We, of course, beg to differ. The sport is wrong and the conclusions are wrong. And you can judge by how many members of the JCF would like to see the backs of the Britons, have attempted to undermine their efforts, and, in some cases, have actively lobbied for them to go. Recent anger at Assistant Commissioner Green for his remarks that some murdered police officers were linked to criminality had as much to do, we suspect, with Mr Green coming too close to the truth, as with concerns about insensitivity or absence of proof.

If there was an error on the part of the police 'imports' and those who recruited them, as was a fortnight ago conceded by Mr Shields who recently left the JCF, it was to misapprehend how deeply corrupt and corroded the organisation has become. Indeed, Mr Shields now harbours doubts that the JCF can be repaired from within - a sentiment that is valid but one which we do not, at this time, fully embrace.

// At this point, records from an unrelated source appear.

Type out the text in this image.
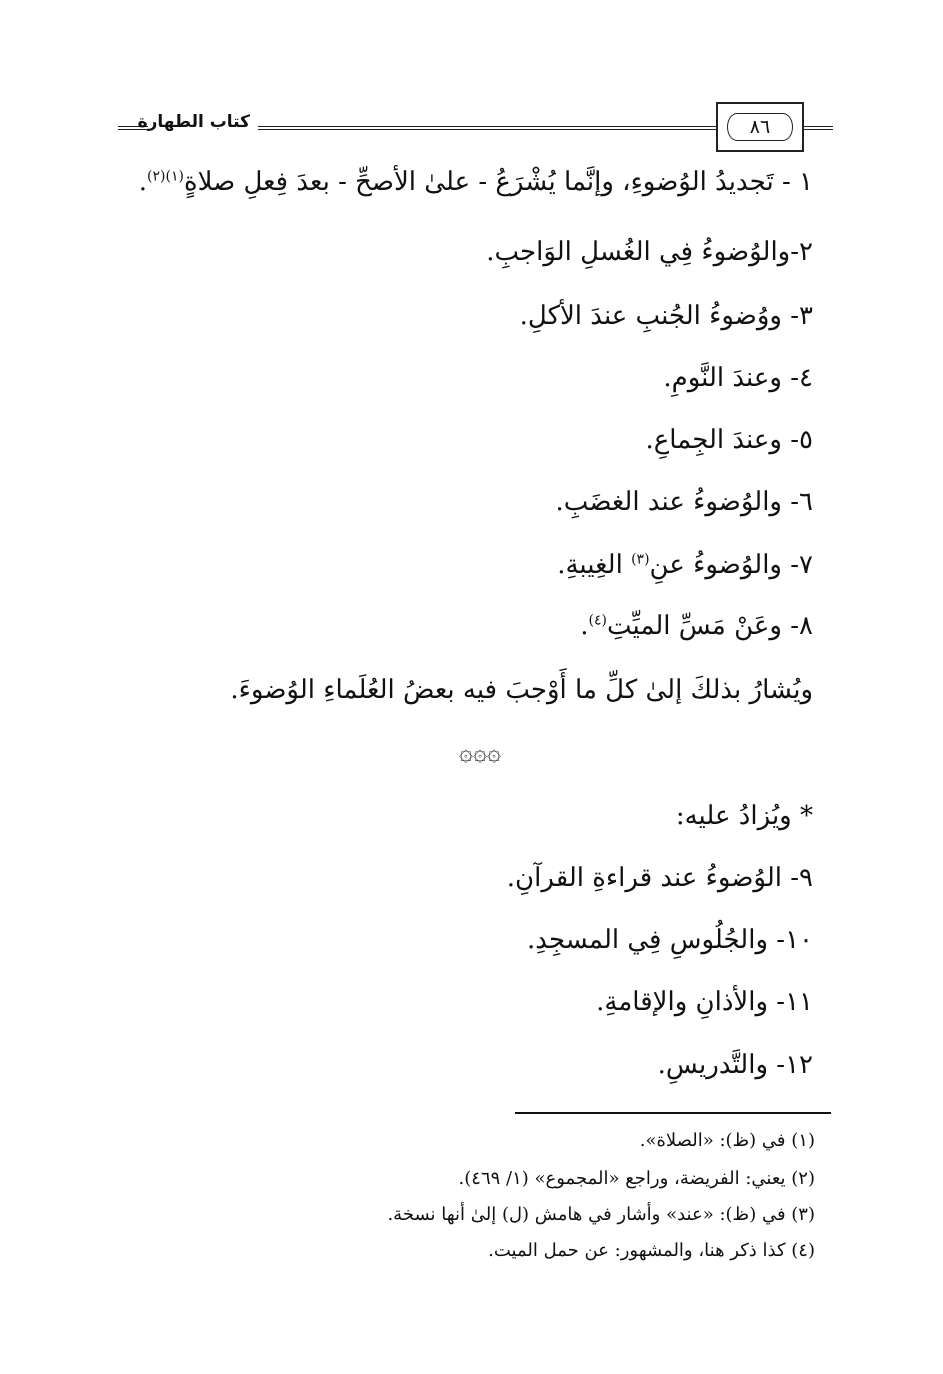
كتاب الطهارة	٨٦
١ - تَجديدُ الوُضوءِ، وإنَّما يُشْرَعُ - علىٰ الأصحِّ - بعدَ فِعلِ صلاةٍ$^{(١)(٢)}$.
٢-والوُضوءُ فِي الغُسلِ الوَاجبِ.
٣- ووُضوءُ الجُنبِ عندَ الأكلِ.
٤- وعندَ النَّومِ.
٥- وعندَ الجِماعِ.
٦- والوُضوءُ عند الغضَبِ.
٧- والوُضوءُ عنِ$^{(٣)}$ الغِيبةِ.
٨- وعَنْ مَسِّ الميِّتِ$^{(٤)}$.
ويُشارُ بذلكَ إلىٰ كلِّ ما أَوْجبَ فيه بعضُ العُلَماءِ الوُضوءَ.
۞۞۞
* ويُزادُ عليه:
٩- الوُضوءُ عند قراءةِ القرآنِ.
١٠- والجُلُوسِ فِي المسجِدِ.
١١- والأذانِ والإقامةِ.
١٢- والتَّدريسِ.
(١) في (ظ): «الصلاة».
(٢) يعني: الفريضة، وراجع «المجموع» (١/ ٤٦٩).
(٣) في (ظ): «عند» وأشار في هامش (ل) إلىٰ أنها نسخة.
(٤) كذا ذكر هنا، والمشهور: عن حمل الميت.
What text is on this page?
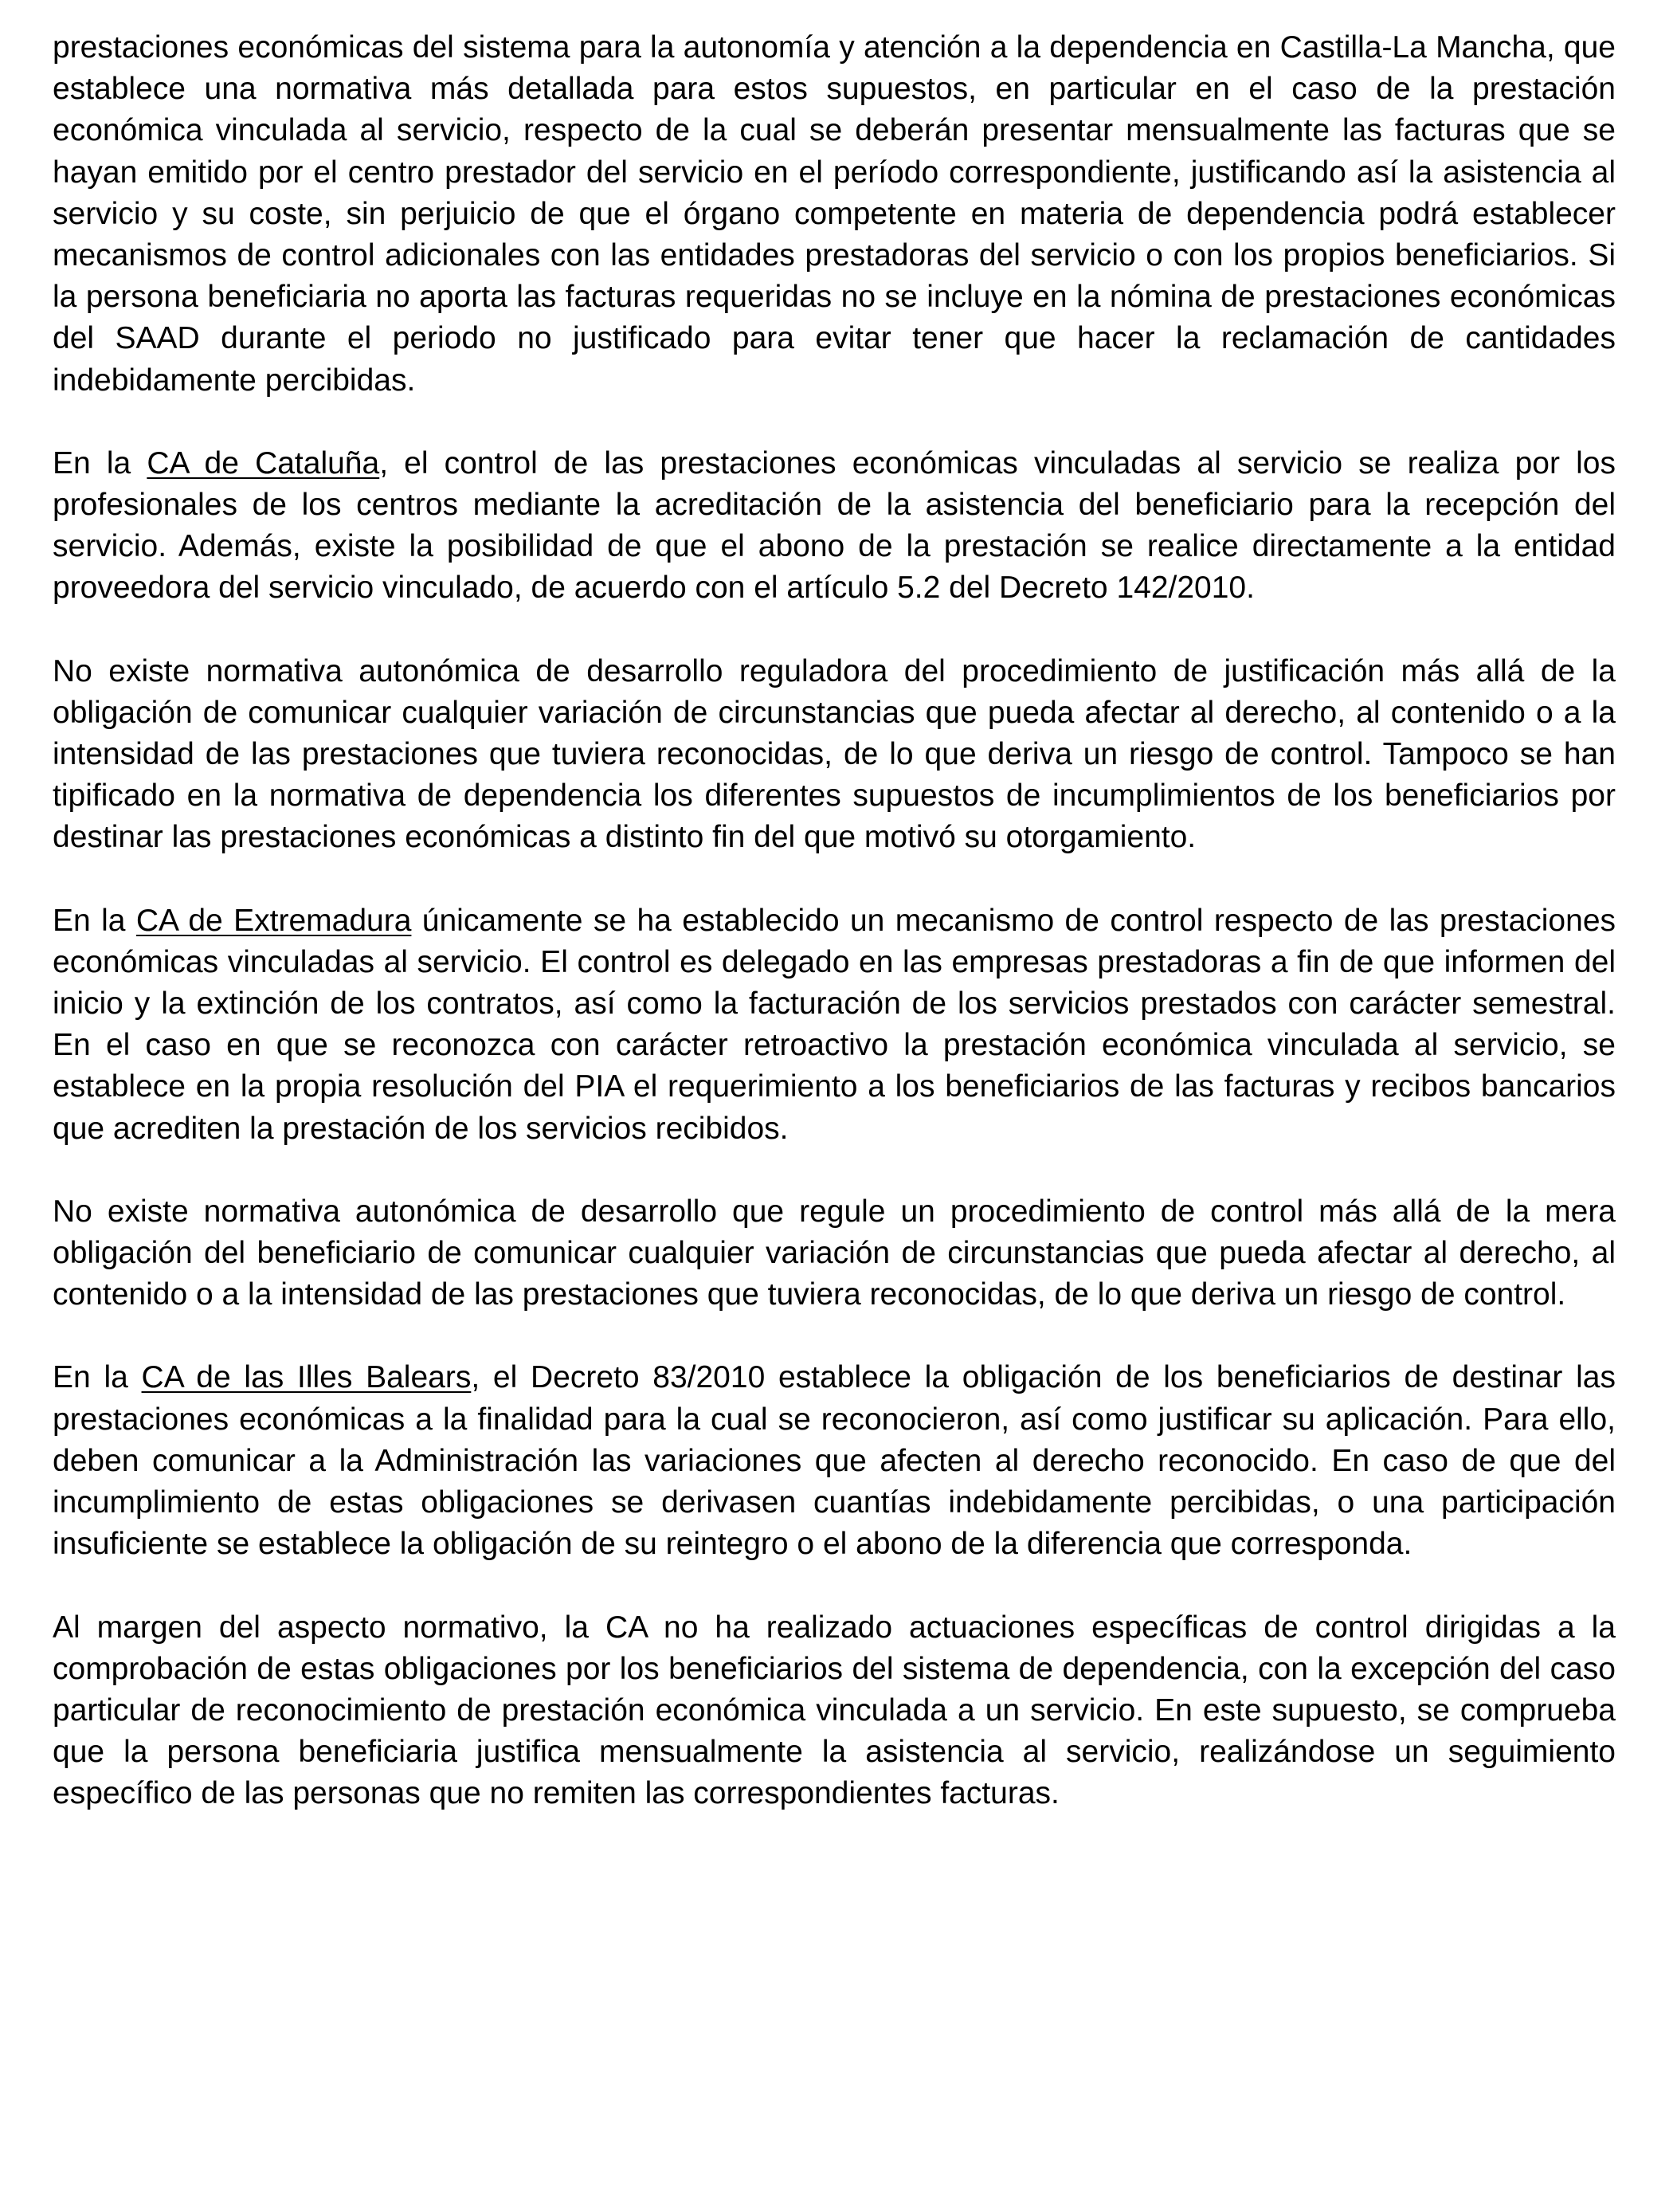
prestaciones económicas del sistema para la autonomía y atención a la dependencia en Castilla-La Mancha, que establece una normativa más detallada para estos supuestos, en particular en el caso de la prestación económica vinculada al servicio, respecto de la cual se deberán presentar mensualmente las facturas que se hayan emitido por el centro prestador del servicio en el período correspondiente, justificando así la asistencia al servicio y su coste, sin perjuicio de que el órgano competente en materia de dependencia podrá establecer mecanismos de control adicionales con las entidades prestadoras del servicio o con los propios beneficiarios. Si la persona beneficiaria no aporta las facturas requeridas no se incluye en la nómina de prestaciones económicas del SAAD durante el periodo no justificado para evitar tener que hacer la reclamación de cantidades indebidamente percibidas.

En la CA de Cataluña, el control de las prestaciones económicas vinculadas al servicio se realiza por los profesionales de los centros mediante la acreditación de la asistencia del beneficiario para la recepción del servicio. Además, existe la posibilidad de que el abono de la prestación se realice directamente a la entidad proveedora del servicio vinculado, de acuerdo con el artículo 5.2 del Decreto 142/2010.

No existe normativa autonómica de desarrollo reguladora del procedimiento de justificación más allá de la obligación de comunicar cualquier variación de circunstancias que pueda afectar al derecho, al contenido o a la intensidad de las prestaciones que tuviera reconocidas, de lo que deriva un riesgo de control. Tampoco se han tipificado en la normativa de dependencia los diferentes supuestos de incumplimientos de los beneficiarios por destinar las prestaciones económicas a distinto fin del que motivó su otorgamiento.

En la CA de Extremadura únicamente se ha establecido un mecanismo de control respecto de las prestaciones económicas vinculadas al servicio. El control es delegado en las empresas prestadoras a fin de que informen del inicio y la extinción de los contratos, así como la facturación de los servicios prestados con carácter semestral. En el caso en que se reconozca con carácter retroactivo la prestación económica vinculada al servicio, se establece en la propia resolución del PIA el requerimiento a los beneficiarios de las facturas y recibos bancarios que acrediten la prestación de los servicios recibidos.

No existe normativa autonómica de desarrollo que regule un procedimiento de control más allá de la mera obligación del beneficiario de comunicar cualquier variación de circunstancias que pueda afectar al derecho, al contenido o a la intensidad de las prestaciones que tuviera reconocidas, de lo que deriva un riesgo de control.

En la CA de las Illes Balears, el Decreto 83/2010 establece la obligación de los beneficiarios de destinar las prestaciones económicas a la finalidad para la cual se reconocieron, así como justificar su aplicación. Para ello, deben comunicar a la Administración las variaciones que afecten al derecho reconocido. En caso de que del incumplimiento de estas obligaciones se derivasen cuantías indebidamente percibidas, o una participación insuficiente se establece la obligación de su reintegro o el abono de la diferencia que corresponda.

Al margen del aspecto normativo, la CA no ha realizado actuaciones específicas de control dirigidas a la comprobación de estas obligaciones por los beneficiarios del sistema de dependencia, con la excepción del caso particular de reconocimiento de prestación económica vinculada a un servicio. En este supuesto, se comprueba que la persona beneficiaria justifica mensualmente la asistencia al servicio, realizándose un seguimiento específico de las personas que no remiten las correspondientes facturas.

The clear implication, therefore, is that rebuilding the JCF into an effective crime-prevention and law-enforcement organisation in which Jamaicans have trust will demand hard, systematic work and strong leadership. This brings us back to where we started and the achievements of the Britons.

Seeking a better way

A better way than to build straw-men magicians and snicker about the supposed failure is to appreciate that the situation might have been decidedly worse, but for the efforts of people like Green, Felice and Shields, in seriously reacquainting the JCF with basic policing techniques after decades of operating as a jack-booted paramilitary institution, re-enforced by a Suppression of Crime Act.

While there remains much to be done, their efforts are obvious in greatly enhanced scenes-of-crime investigation, concerted efforts against corruption, greater levels of accountability, attempts to inculcate respect for human rights - plainly, and better operational and management systems.

We do not suggest that ACP Green et al were solely responsible for this first tranche of achievements, which remains fragile, or that there are no Jamaicans in the ranks capable of similar capacities. The truth, though, is that even the good cops are often ensnared by the JCF's corrosive culture - even when they remain personally untarnished. There is the fear of breaking or breaking out of the code of the brotherhood - the so-called 'squaddie' mentality.

The bottom line is that Messrs Green, Felice and the others who advise them are not beholden to this culture. It would serve the incoming police chief well to recognise and embrace the value of their presence and to make full use of their talents.